What amphibians can be found in your local biome? What is the range of a particular amphibian, say the Great Plains toad? What does that toad look like? How does it sing?
|hear call (10337.1K WAV file)|
Great source to supplement geography lessons: Amphibiaweb, a special project at the University of California – Berkeley.
Quite student friendly — get to the world map, click on your continent (ooh! kids gotta know what continent they’re on! see social studies TEKS, World geography 4.C, U.S. history 8, World history 11), click on your country, if you’re in the U.S., click on your state. Photos, maps of the range, scientific names, sound recordings of their calls, description, conservation status.
AmphibiaWeb is an online system enabling anyone with a Web browser to search and retrieve information relating to amphibian biology and conservation. This site was inspired by the global declines of amphibians, the study of which has been hindered by the lack of multidisplinary studies and a lack of coordination in monitoring, in field studies, and in lab studies. We hope AmphibiaWeb will encourage a shared vision for the study of global amphibian declines and the conservation of remaining amphibians.
We have the ambitious goal of establishing a “home page” for every species of amphibian in the world. In order to accomplish this goal we encourage volunteers and specialists to help us prepare species accounts. If you have special interest in a particular species, please contact us.

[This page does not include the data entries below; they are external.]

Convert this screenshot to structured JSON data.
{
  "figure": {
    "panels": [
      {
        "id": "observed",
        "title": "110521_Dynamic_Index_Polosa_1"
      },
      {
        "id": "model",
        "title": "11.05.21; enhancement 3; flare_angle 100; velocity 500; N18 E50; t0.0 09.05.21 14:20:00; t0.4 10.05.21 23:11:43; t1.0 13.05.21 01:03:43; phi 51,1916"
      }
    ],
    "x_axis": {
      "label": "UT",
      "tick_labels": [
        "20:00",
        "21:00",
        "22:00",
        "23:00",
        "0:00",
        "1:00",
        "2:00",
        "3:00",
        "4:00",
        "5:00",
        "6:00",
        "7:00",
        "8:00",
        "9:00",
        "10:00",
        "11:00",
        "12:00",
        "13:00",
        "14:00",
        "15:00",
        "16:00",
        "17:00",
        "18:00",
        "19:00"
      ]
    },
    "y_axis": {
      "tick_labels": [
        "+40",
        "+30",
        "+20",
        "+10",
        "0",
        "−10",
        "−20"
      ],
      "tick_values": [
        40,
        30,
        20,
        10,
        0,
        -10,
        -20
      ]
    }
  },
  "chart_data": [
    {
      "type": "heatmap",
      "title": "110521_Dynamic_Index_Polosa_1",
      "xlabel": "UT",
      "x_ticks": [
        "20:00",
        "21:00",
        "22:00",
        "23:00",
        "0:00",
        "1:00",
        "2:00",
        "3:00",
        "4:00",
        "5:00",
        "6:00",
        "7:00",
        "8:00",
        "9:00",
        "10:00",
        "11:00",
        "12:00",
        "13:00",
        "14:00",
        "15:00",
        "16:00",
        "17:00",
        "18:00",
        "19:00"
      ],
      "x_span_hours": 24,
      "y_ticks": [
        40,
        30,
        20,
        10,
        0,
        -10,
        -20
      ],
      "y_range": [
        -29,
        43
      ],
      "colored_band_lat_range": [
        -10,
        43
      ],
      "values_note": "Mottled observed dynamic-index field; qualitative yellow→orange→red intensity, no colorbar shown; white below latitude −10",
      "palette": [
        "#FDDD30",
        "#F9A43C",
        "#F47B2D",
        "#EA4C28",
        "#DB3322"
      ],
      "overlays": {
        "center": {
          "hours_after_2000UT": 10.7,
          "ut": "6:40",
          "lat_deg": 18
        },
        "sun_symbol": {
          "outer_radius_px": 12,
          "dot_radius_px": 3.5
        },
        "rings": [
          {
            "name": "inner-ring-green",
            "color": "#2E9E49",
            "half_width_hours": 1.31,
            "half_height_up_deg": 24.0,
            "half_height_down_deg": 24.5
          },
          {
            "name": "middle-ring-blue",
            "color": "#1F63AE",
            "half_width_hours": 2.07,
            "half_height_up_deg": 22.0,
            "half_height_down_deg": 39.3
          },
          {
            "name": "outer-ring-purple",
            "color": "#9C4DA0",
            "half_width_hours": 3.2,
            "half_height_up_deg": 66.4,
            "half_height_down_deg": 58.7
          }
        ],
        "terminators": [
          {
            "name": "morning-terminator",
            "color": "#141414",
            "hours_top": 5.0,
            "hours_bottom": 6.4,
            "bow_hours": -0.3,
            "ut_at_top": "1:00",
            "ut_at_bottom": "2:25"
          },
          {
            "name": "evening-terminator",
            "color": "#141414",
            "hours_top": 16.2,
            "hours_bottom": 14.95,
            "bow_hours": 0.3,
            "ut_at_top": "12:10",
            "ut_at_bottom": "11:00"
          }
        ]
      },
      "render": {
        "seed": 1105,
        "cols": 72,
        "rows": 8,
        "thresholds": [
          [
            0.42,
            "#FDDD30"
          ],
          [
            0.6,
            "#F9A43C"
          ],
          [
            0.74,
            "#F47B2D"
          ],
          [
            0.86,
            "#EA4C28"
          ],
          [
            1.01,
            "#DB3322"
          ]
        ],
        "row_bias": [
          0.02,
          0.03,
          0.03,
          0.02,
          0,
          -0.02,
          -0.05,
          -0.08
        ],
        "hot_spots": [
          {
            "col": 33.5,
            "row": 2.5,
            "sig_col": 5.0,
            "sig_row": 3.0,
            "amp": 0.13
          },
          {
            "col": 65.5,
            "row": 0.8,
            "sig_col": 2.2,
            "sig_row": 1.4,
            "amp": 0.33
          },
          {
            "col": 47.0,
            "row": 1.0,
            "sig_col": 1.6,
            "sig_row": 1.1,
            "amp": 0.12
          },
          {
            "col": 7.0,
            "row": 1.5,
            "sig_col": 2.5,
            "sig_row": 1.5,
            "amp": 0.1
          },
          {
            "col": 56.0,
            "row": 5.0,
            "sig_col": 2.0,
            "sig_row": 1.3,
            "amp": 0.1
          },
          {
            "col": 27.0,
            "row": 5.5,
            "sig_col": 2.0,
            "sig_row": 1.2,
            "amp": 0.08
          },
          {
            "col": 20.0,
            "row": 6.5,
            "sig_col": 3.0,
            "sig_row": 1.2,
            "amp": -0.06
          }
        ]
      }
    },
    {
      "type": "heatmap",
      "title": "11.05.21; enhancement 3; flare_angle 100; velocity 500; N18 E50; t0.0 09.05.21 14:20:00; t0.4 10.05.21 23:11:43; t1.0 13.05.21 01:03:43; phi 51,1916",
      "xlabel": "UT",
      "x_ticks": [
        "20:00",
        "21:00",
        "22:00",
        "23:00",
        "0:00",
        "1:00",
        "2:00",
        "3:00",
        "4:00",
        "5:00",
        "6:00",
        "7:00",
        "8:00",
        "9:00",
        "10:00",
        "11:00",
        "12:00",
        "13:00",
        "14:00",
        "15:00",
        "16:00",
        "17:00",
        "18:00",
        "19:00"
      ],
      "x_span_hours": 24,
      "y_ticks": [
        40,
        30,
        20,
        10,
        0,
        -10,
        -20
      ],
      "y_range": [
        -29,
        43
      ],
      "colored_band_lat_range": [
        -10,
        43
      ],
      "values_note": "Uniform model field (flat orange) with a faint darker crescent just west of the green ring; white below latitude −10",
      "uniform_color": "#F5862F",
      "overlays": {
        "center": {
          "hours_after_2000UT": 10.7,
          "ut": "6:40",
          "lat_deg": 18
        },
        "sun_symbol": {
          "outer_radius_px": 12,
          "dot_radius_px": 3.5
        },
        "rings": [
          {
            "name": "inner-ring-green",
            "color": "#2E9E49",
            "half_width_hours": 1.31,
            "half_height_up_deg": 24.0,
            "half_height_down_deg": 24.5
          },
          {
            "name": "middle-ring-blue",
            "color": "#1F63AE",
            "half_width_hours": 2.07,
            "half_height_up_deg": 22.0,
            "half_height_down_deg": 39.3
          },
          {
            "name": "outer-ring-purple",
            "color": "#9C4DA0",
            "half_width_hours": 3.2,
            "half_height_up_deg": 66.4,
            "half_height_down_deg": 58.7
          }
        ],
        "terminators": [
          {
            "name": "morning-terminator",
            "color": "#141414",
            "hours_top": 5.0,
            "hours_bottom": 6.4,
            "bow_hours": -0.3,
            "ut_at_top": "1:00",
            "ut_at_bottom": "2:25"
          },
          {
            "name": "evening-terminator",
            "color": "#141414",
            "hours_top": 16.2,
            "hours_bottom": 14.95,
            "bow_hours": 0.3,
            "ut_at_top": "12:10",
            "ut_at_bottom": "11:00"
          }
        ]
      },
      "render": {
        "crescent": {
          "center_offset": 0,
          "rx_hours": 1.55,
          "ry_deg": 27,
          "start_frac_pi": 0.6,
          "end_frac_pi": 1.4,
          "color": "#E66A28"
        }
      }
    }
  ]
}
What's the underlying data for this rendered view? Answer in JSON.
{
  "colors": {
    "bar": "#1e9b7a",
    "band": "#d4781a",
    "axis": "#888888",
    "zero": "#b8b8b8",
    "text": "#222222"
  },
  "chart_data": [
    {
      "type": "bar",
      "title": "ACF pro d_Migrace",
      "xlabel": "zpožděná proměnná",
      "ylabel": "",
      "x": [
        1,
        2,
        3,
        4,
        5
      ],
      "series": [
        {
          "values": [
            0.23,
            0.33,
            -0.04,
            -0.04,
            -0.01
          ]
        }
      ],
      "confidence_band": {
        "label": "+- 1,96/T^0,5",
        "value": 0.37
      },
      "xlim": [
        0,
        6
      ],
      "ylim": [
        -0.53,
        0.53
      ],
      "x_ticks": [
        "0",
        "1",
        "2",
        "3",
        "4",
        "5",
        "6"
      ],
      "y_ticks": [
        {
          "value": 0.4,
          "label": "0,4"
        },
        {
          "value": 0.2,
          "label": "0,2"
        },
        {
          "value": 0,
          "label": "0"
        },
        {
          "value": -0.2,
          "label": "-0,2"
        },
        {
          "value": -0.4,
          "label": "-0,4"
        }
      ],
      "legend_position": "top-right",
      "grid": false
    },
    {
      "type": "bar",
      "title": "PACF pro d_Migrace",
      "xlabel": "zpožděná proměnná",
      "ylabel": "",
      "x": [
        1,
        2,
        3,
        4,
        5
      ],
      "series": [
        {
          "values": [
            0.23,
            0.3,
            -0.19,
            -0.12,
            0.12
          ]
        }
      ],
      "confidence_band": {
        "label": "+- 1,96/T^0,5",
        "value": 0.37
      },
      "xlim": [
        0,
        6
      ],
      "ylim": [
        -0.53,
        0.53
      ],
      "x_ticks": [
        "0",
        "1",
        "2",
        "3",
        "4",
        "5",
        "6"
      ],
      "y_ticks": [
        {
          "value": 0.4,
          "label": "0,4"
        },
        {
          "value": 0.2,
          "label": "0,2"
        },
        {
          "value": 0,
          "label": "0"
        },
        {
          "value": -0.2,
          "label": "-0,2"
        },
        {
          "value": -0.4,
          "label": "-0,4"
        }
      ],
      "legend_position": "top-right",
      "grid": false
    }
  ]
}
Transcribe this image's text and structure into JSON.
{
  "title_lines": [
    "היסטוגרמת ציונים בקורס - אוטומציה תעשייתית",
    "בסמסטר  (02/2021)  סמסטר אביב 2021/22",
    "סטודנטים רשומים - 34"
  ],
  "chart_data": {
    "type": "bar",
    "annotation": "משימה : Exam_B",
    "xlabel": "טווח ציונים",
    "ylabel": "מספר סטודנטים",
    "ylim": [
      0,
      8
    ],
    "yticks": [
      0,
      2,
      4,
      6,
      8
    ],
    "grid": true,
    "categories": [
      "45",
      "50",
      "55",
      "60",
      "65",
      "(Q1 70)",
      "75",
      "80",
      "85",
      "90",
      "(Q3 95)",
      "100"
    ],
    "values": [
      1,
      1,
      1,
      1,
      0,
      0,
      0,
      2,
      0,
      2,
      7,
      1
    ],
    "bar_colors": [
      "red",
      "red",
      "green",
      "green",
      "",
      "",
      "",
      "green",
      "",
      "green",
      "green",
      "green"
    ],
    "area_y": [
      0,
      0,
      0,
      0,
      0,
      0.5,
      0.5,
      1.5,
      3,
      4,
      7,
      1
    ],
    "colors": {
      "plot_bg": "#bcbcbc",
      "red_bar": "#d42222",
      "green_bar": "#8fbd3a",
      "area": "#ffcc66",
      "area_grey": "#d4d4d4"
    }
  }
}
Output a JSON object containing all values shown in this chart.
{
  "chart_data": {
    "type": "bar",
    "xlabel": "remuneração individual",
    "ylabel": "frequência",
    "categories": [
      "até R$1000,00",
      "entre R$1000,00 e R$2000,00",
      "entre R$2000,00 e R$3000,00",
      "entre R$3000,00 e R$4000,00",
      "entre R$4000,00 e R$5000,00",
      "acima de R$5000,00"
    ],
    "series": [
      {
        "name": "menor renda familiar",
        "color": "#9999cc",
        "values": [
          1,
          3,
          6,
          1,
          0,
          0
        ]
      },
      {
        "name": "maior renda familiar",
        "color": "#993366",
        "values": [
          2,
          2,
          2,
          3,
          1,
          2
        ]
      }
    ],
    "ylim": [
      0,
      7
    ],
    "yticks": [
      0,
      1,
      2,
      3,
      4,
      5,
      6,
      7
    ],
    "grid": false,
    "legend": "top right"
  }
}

AmphibiaWeb already offers ready access to taxonomic information for recognized species of amphibian in the world. Species accounts are being added regularly by specialists and volunteers and they contain species descriptions, life history information, conservation status, literature references, photos and range maps for many species. Some species have complete accounts; others as yet have only photographs or maps. But all species can be queried for taxonomic, distributional and exact specimen data.
AmphibiaWeb currently (Aug 16, 2007) contains 6190 species, for which we have approximately 1371 species accounts, 1172 distribution maps, 3602 literature references, 153 sound files, and 9901 photos of 2000 different amphibian species. These data come from numerous individuals–please see our acknowledgements page for information about our contributors.
AmphibiaWeb has been created in conjunction with the Digital Library Project at the University of California, Berkeley, which hosts this Web site and developed the technology used for viewing species information and photos.
This is the sort of tool that can make classes interesting for students. Alas, it is also exactly the sort of tool that can be targeted by state boards of education in their attempts to purge social studies curricula of material they find “offensive,” such as the fact that amphibians worldwide are in decline, with many endangered by climate change, habitat destruction, and chemical abuse.
This should be a straightforward tool. Some of us recall when the Texas State Board of Education complained about environmental science texts because they mentioned global warming. These maps and databases from Berkeley are tools in the war against ignorance.